Tout commence à Mahajanga
19 octobre 2017 - Cultures Livre du mois Livres commentaires   //   28 Views   //   N°: 93

Le premier roman du Comorien Ali Zamir, Anguille sous roche, avait frappé par l’audace stylistique et la puissance symbolique d’une imagination ancrée dans le réel. Il restait cependant pour nous l’œuvre d’un voisin. Un an après, l’écrivain est de retour en librairie avec Mon Étincelle et on scrute ce roman avec une attention plus soutenue. L’histoire, ou plutôt une des histoires enchevêtrées dont il est constitué, commence en effet à Mahajanga.

Il faut commencer par dire un mot des singularités d’une écriture poétique qui charrie des mots rares, probablement inventés pour certains, puisés dans les expressions propres aux Comores pour d’autres, ou encore dans le vocabulaire savant. Malgré cela, aucune obscurité n’empêche le lecteur de comprendre ce qu’il découvre. Le contexte suffit à éclaircir le sens.

Les personnages ont aussi des noms frappants, à commencer par l’Étincelle du titre qui est aussi la narratrice. Par ordre d’entrée en scène, nous rencontrons Douceur, une adolescente de dix-huit ans, et Douleur, un jeune homme de dix-neuf. Ils s’aimaient. Puis viennent Efferalgan et Dafalgan, dont les prénoms ne doivent rien au hasard puisqu’ils leur permettent de s’attribuer les vertus de ces médicaments. Il y aura aussi Vitamine, lecteur compulsif d’une anthologie de poésie qu’il cite souvent et ami d’Étincelle. Puis Espoir, qui vit en Europe, futur mari annoncé de Douceur (à la grande douleur de celle-ci et de Douleur). Sans oublier Tétanos et Calcium…

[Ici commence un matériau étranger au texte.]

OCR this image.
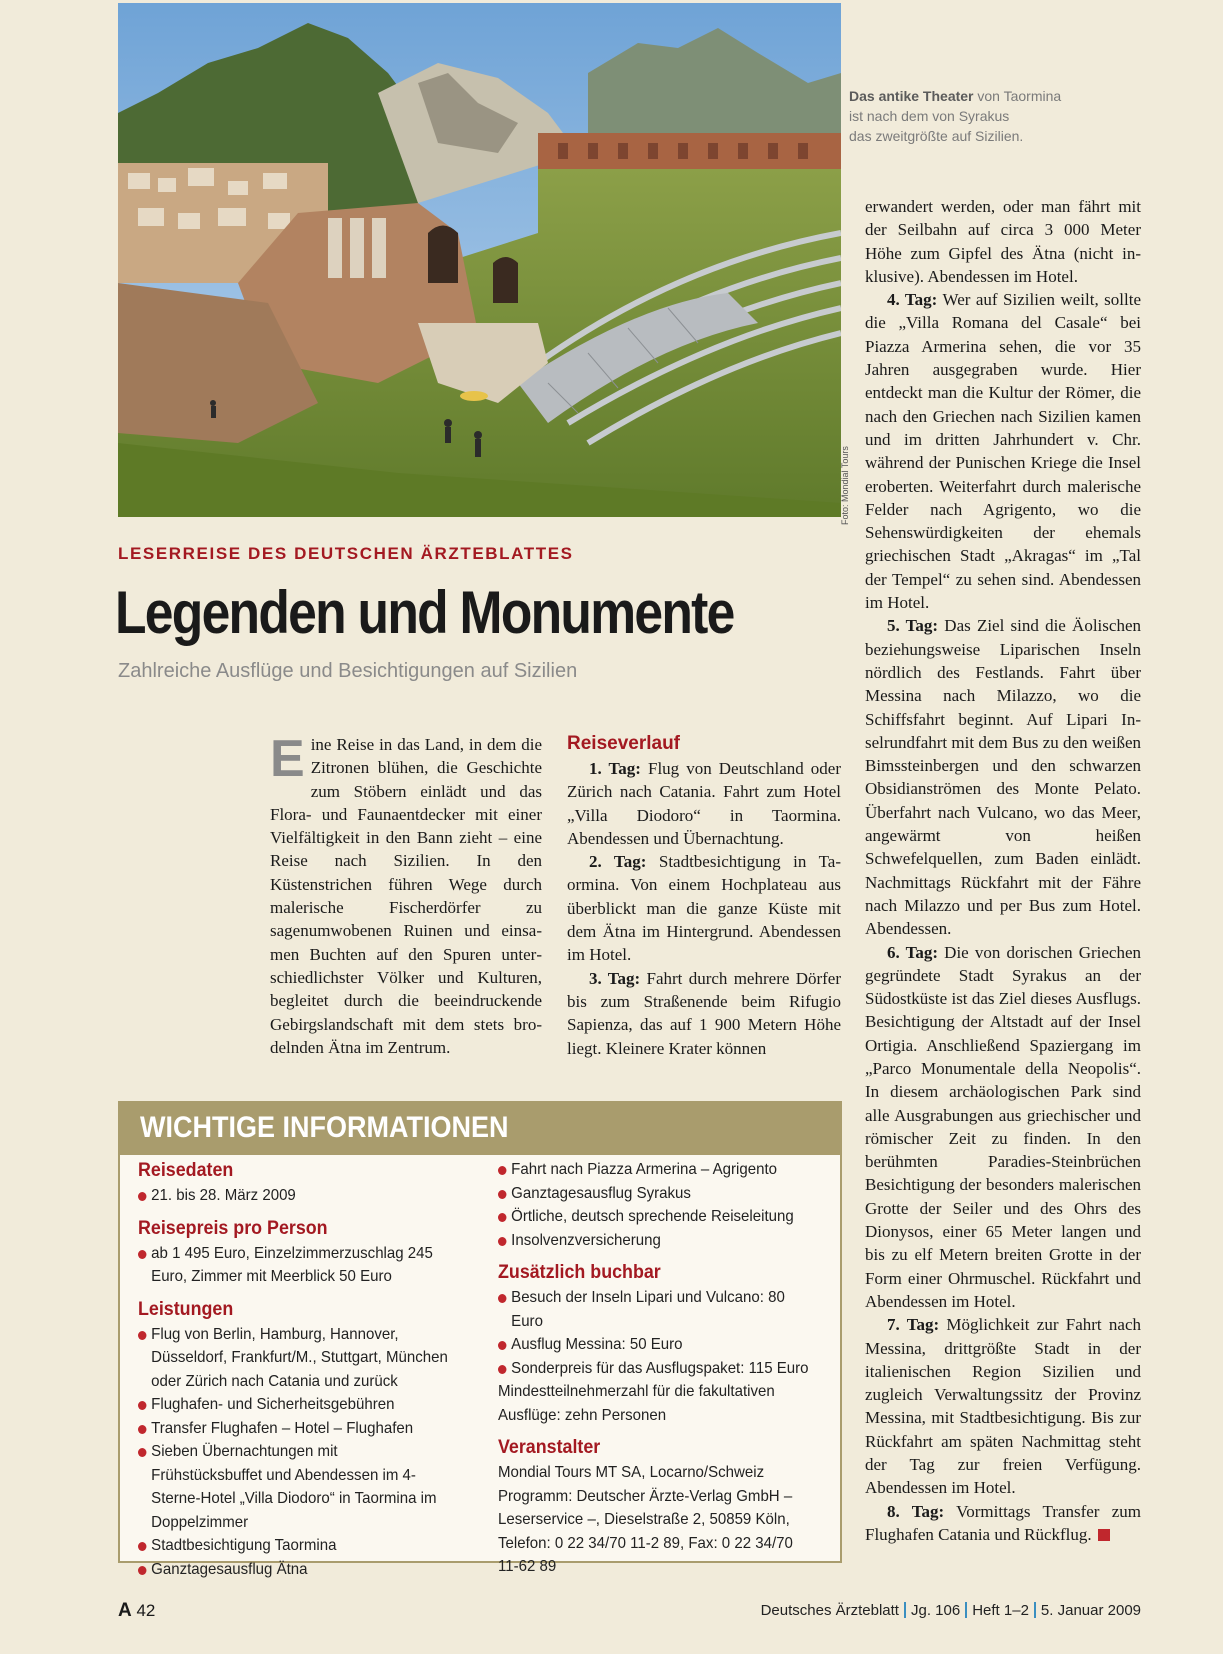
Foto: Mondial Tours
Das antike Theater von Taormina
ist nach dem von Syrakus
das zweitgrößte auf Sizilien.
LESERREISE DES DEUTSCHEN ÄRZTEBLATTES
Legenden und Monumente
Zahlreiche Ausflüge und Besichtigungen auf Sizilien
Eine Reise in das Land, in dem die Zitronen blühen, die Geschichte zum Stöbern einlädt und das Flora- und Faunaentdecker mit einer Vielfältigkeit in den Bann zieht – eine Reise nach Sizilien. In den Küstenstrichen führen Wege durch malerische Fischerdörfer zu sagenumwobenen Ruinen und einsamen Buchten auf den Spuren unterschiedlichster Völker und Kulturen, begleitet durch die beeindruckende Gebirgslandschaft mit dem stets brodelnden Ätna im Zentrum.
Reiseverlauf

1. Tag: Flug von Deutschland oder Zürich nach Catania. Fahrt zum Hotel „Villa Diodoro“ in Taormina. Abendessen und Übernachtung.

2. Tag: Stadtbesichtigung in Taormina. Von einem Hochplateau aus überblickt man die ganze Küste mit dem Ätna im Hintergrund. Abendessen im Hotel.

3. Tag: Fahrt durch mehrere Dörfer bis zum Straßenende beim Rifugio Sapienza, das auf 1 900 Metern Höhe liegt. Kleinere Krater können

erwandert werden, oder man fährt mit der Seilbahn auf circa 3 000 Meter Höhe zum Gipfel des Ätna (nicht inklusive). Abendessen im Hotel.

4. Tag: Wer auf Sizilien weilt, sollte die „Villa Romana del Casale“ bei Piazza Armerina sehen, die vor 35 Jahren ausgegraben wurde. Hier entdeckt man die Kultur der Römer, die nach den Griechen nach Sizilien kamen und im dritten Jahrhundert v. Chr. während der Punischen Kriege die Insel eroberten. Weiterfahrt durch malerische Felder nach Agrigento, wo die Sehenswürdigkeiten der ehemals griechischen Stadt „Akragas“ im „Tal der Tempel“ zu sehen sind. Abendessen im Hotel.

5. Tag: Das Ziel sind die Äolischen beziehungsweise Liparischen Inseln nördlich des Festlands. Fahrt über Messina nach Milazzo, wo die Schiffsfahrt beginnt. Auf Lipari Inselrundfahrt mit dem Bus zu den weißen Bimssteinbergen und den schwarzen Obsidianströmen des Monte Pelato. Überfahrt nach Vulcano, wo das Meer, angewärmt von heißen Schwefelquellen, zum Baden einlädt. Nachmittags Rückfahrt mit der Fähre nach Milazzo und per Bus zum Hotel. Abendessen.

6. Tag: Die von dorischen Griechen gegründete Stadt Syrakus an der Südostküste ist das Ziel dieses Ausflugs. Besichtigung der Altstadt auf der Insel Ortigia. Anschließend Spaziergang im „Parco Monumentale della Neopolis“. In diesem archäologischen Park sind alle Ausgrabungen aus griechischer und römischer Zeit zu finden. In den berühmten Paradies-Steinbrüchen Besichtigung der besonders malerischen Grotte der Seiler und des Ohrs des Dionysos, einer 65 Meter langen und bis zu elf Metern breiten Grotte in der Form einer Ohrmuschel. Rückfahrt und Abendessen im Hotel.

7. Tag: Möglichkeit zur Fahrt nach Messina, drittgrößte Stadt in der italienischen Region Sizilien und zugleich Verwaltungssitz der Provinz Messina, mit Stadtbesichtigung. Bis zur Rückfahrt am späten Nachmittag steht der Tag zur freien Verfügung. Abendessen im Hotel.

8. Tag: Vormittags Transfer zum Flughafen Catania und Rückflug.

WICHTIGE INFORMATIONEN
Reisedaten
21. bis 28. März 2009
Reisepreis pro Person
ab 1 495 Euro, Einzelzimmerzuschlag 245 Euro, Zimmer mit Meerblick 50 Euro
Leistungen
Flug von Berlin, Hamburg, Hannover, Düsseldorf, Frankfurt/M., Stuttgart, München oder Zürich nach Catania und zurück
Flughafen- und Sicherheitsgebühren
Transfer Flughafen – Hotel – Flughafen
Sieben Übernachtungen mit Frühstücksbuffet und Abendessen im 4-Sterne-Hotel „Villa Diodoro“ in Taormina im Doppelzimmer
Stadtbesichtigung Taormina
Ganztagesausflug Ätna
Fahrt nach Piazza Armerina – Agrigento
Ganztagesausflug Syrakus
Örtliche, deutsch sprechende Reiseleitung
Insolvenzversicherung
Zusätzlich buchbar
Besuch der Inseln Lipari und Vulcano: 80 Euro
Ausflug Messina: 50 Euro
Sonderpreis für das Ausflugspaket: 115 Euro
Mindestteilnehmerzahl für die fakultativen Ausflüge: zehn Personen
Veranstalter
Mondial Tours MT SA, Locarno/Schweiz Programm: Deutscher Ärzte-Verlag GmbH – Leserservice –, Dieselstraße 2, 50859 Köln, Telefon: 0 22 34/70 11-2 89, Fax: 0 22 34/70 11-62 89
A 42	Deutsches Ärzteblatt Jg. 106 Heft 1–2 5. Januar 2009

Revenons au début : « c’est une histoire de deux étudiants qui commence à Madagascar dans la ville de Mahajanga. La ville aux baobabs. » Douceur et Douleur se sont rencontrés lors d’une fête aux odeurs de nourriture, cuisses de poulet et brochettes sur le gril, bananes vertes et pommes de terre frites. Douceur est timide, Douleur est séduit et tente sa chance, mais la jeune fille lui fait comprendre qu’il n’en a aucune. Puisque la résistance reste ferme, les meilleurs amis de Douleur, Efferalgan et Dafalgan, cherchent à l’aider, le font passer pour mourant, puis mort, afin d’apitoyer Douceur.

Pendant que l’histoire d’amour fait des nœuds, les souvenirs de Mahajanga s’invitent dans un récit que Vitamine, fils de Dafalgan, fait à Étincelle : « Papa parlait d’Andov, de Mahajanga Be, d’un plateau de tombes et de Mahabibo, un quartier où l’on trouve un grand marché et où beaucoup de Comoriens résident. Et là-bas ils ont fait beaucoup de folies et de bêtises. » Les folies et les bêtises, certains les réinventent aux Comores, comme Efferalgan, insatiable séducteur, ou le Secrétaire Général du ministère où Douceur espère un poste, ignorant que cela suppose d’accepter le « droit de canapé ». Refusé ! A ce moment, on n’est plus à Mahajanga. Mais personne n’a oublié.

Ali Zamir, Mon Étincelle. Le Tripode, 280 p., 19 €.